Which is how the Falcons ended up in the situation they were in – and possibly part of what the offseason looks like. But the Falcons hope eventually they are going to be in what Smith called “a different spot” next season and the year after that.

That’s on the field and, presumably, with the cap.

But what the Falcons showed this year was resiliency. Even with talent issues at some positions and a roster where almost every position has questions entering this offseason, they managed to hang around almost the entire year. Before the season, Falcons owner Arthur Blank said he wanted his team to be competitive this year.

Atlanta was that, even without star receiver Calvin Ridley for most of the season, a quarterback in Matt Ryan under almost constant duress being sacked 37 times, and a defense unable to create consistent pressure on opposing quarterbacks. And going into the final week, Smith figures there won’t be much need for random motivation. It’s part of the culture they’ve started to build. They don’t want players they have to “trick” into being motivated to play.

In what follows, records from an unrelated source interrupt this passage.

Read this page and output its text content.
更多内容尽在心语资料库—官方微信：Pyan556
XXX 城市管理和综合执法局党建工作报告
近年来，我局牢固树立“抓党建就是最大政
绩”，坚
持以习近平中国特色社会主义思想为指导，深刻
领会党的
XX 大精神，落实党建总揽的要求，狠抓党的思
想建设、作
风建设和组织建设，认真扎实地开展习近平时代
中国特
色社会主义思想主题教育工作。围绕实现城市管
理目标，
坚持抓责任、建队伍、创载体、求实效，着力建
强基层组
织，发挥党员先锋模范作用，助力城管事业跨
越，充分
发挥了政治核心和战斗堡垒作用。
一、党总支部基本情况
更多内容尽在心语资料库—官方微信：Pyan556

Which is how Smith has approached this season – and the finale.

“We’re playing to win this game,” Smith said. “That’s the best way to describe it. There are so many things that happen, things that are in your control, out of your control. Can change so much from year to year. We obviously had a long-term vision but short-term, the way it always it when we line up on Sunday.

“Do whatever we have to do, play whoever we can, to win that game."